Sans doute a-t-il en tête (lui aurait-on soufflé ?) que les Gabonais, en plus d’être profondément las de la gabegie et de la corruption de leurs élites, sont férocement attachés au système national de protection sociale. À commencer par leur CNSS, tout droit héritée de la France, et dont la gestion calamiteuse a conduit à son placement sous administration provisoire depuis plus d’un an.

Un retrait de l’État attendu depuis longtemps

Le retrait étatique de la gestion des deux entités, réclamé depuis de longues années par la Fédération des entreprises du Gabon (FEG), devrait, espère-t-on à Libreville, permettre une meilleure gestion des cotisations, et d’éloigner la tentation pour le gouvernement d’y piocher quand bon lui semble.

Une décision d’autant plus logique que les entreprises sont les seules contributrices au financement de la CNSS, l’État étant notoirement défaillant sur le paiement de ses propres cotisations…

Rassurer les fonctionnaires et les travailleurs du secteur privé sur la préservation de leurs droits sociaux, ancrer la paix des ménages… l’ex-chef de la garde présidentielle gabonaise – issu du clan Bongo et partie intégrante de l’ancien système – a sans doute conscience qu’il s’agit de gagner les cœurs (et les poches ?) des Gabonais le plus vite possible, aussi abat-il ses atouts d’entrée de jeu.

Inspirant exemple ivoirien

A-t-il à l’esprit l’exemple de la vertueuse gestion des caisses de retraites des fonctionnaires et du secteur privé en Côte d’Ivoire, respectivement assurée par l’IPS-CGRAE et l’IPS-CNPS ? Déficitaires il y a encore dix ans, elles ont depuis été réformées et prospèrent désormais, avec, au total, quelque 1 500 milliards de francs CFA (2,3 milliards d’euros) d’excédents.

De quoi en faire des investisseurs institutionnels, capables de racheter au pied levé la filiale locale de BNP Paribas cette année, quand le groupe bancaire français a décidé de hâter son départ du pays.

En 2012, peu de temps après son arrivée au pouvoir, Alassane Ouattara s’était laissé convaincre de la pertinence de restructurer le fonctionnement desdites caisses. Qu’il en fut inspiré ! Non seulement les caisses sont aujourd’hui en parfaite santé, mais elles ont, depuis, revalorisé régulièrement les prestations, lancé la retraite complémentaire et un régime pour les travailleurs indépendants, et s’attèlent désormais à créer de nouvelles branches comme la retraite logement.

Incertitudes au Niger et au Burkina, chaos au Congo

Au Niger, où la CNSS était l’un des organismes de protection sociale les mieux gérés d’Afrique francophone jusqu’au renversement du président Mohamed Bazoum le 26 juillet, les putschistes ont opté pour la tabula rasa, destituant l’ensemble des responsables dans les jours qui suivirent la prise du pouvoir.

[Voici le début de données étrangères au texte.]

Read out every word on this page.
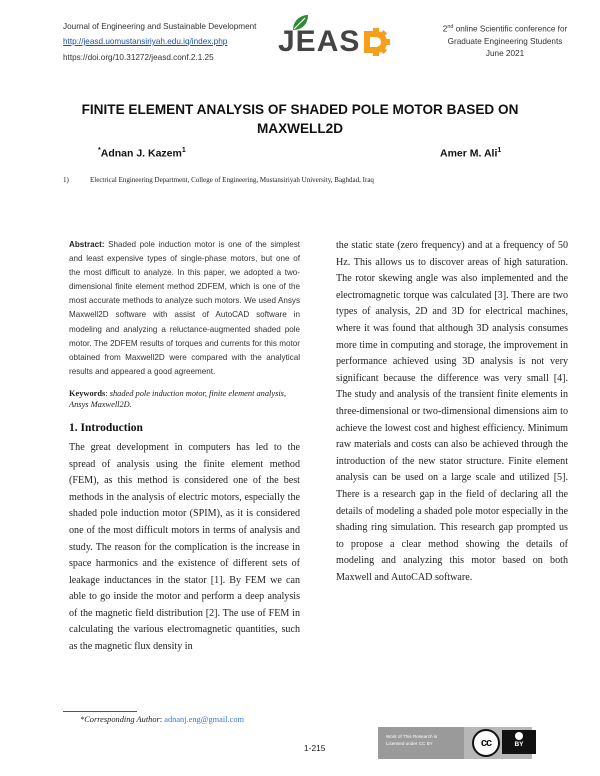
Journal of Engineering and Sustainable Development
http://jeasd.uomustansiriyah.edu.iq/index.php
https://doi.org/10.31272/jeasd.conf.2.1.25 JEAS	2nd online Scientific conference for
Graduate Engineering Students
June 2021
FINITE ELEMENT ANALYSIS OF SHADED POLE MOTOR BASED ON
MAXWELL2D
*Adnan J. Kazem$^1$	Amer M. Ali$^1$
1)	Electrical Engineering Department, College of Engineering, Mustansiriyah University, Baghdad, Iraq
Abstract: Shaded pole induction motor is one of the simplest and least expensive types of single-phase motors, but one of the most difficult to analyze. In this paper, we adopted a two-dimensional finite element method 2DFEM, which is one of the most accurate methods to analyze such motors. We used Ansys Maxwell2D software with assist of AutoCAD software in modeling and analyzing a reluctance-augmented shaded pole motor. The 2DFEM results of torques and currents for this motor obtained from Maxwell2D were compared with the analytical results and appeared a good agreement.
Keywords: shaded pole induction motor, finite element analysis, Ansys Maxwell2D.
1. Introduction
The great development in computers has led to the spread of analysis using the finite element method (FEM), as this method is considered one of the best methods in the analysis of electric motors, especially the shaded pole induction motor (SPIM), as it is considered one of the most difficult motors in terms of analysis and study. The reason for the complication is the increase in space harmonics and the existence of different sets of leakage inductances in the stator [1]. By FEM we can able to go inside the motor and perform a deep analysis of the magnetic field distribution [2]. The use of FEM in calculating the various electromagnetic quantities, such as the magnetic flux density in
the static state (zero frequency) and at a frequency of 50 Hz. This allows us to discover areas of high saturation. The rotor skewing angle was also implemented and the electromagnetic torque was calculated [3]. There are two types of analysis, 2D and 3D for electrical machines, where it was found that although 3D analysis consumes more time in computing and storage, the improvement in performance achieved using 3D analysis is not very significant because the difference was very small [4]. The study and analysis of the transient finite elements in three-dimensional or two-dimensional dimensions aim to achieve the lowest cost and highest efficiency. Minimum raw materials and costs can also be achieved through the introduction of the new stator structure. Finite element analysis can be used on a large scale and utilized [5]. There is a research gap in the field of declaring all the details of modeling a shaded pole motor especially in the shading ring simulation. This research gap prompted us to propose a clear method showing the details of modeling and analyzing this motor based on both Maxwell and AutoCAD software.
*Corresponding Author: adnanj.eng@gmail.com
1-215
Work of This Research is
Licensed under CC BY	cc	BY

Vont-ils rapidement reprendre les grands chantiers de la Caisse laissés en plan, en en confiant la charge à des dirigeants responsables et en poste durablement?

Au Burkina Faso, où la Carfo (Caisse autonome de retraite des fonctionnaires) faisait également la fierté de ses cotisants avant les putschs de 2022, les autorités de la transition accueillent depuis le début du mois de septembre à Ouagadougou une mission du cabinet français Finactu (Africa Business+ du 01/09/23) qui vise justement à en améliorer encore le fonctionnement. La liste est longue des juridictions africaines qui veillent comme le lait sur le feu au bon fonctionnement de leurs régimes sociaux.

Au Congo-Brazzaville, en revanche, la CNSS et la CREF se trouvent dans une situation catastrophique : les retraités n’ont pas touché leur pension depuis deux ans, un dossier qui mériterait de s’y pencher davantage, diront certains…

Les prestations sociales, garantes de la stabilité politique

Car la protection sociale, socle du bien-être des populations, tous les gouvernements africains y viennent, ce n’est qu’une question de temps, a fortiori avec le retour des échéances électorales, organisées de manière libre et transparente.

Hier parent pauvre des politiques publiques, la défense des droits à la santé et à la retraite est devenue, en cette période de coups d’État, la priorité des nouveaux maîtres des palais présidentiels. Lesquels ont bien compris que la bonne tenue et la régularité du versement des prestations sociales constituait le meilleur moyen d’obtenir la stabilité politique et la paix sociale.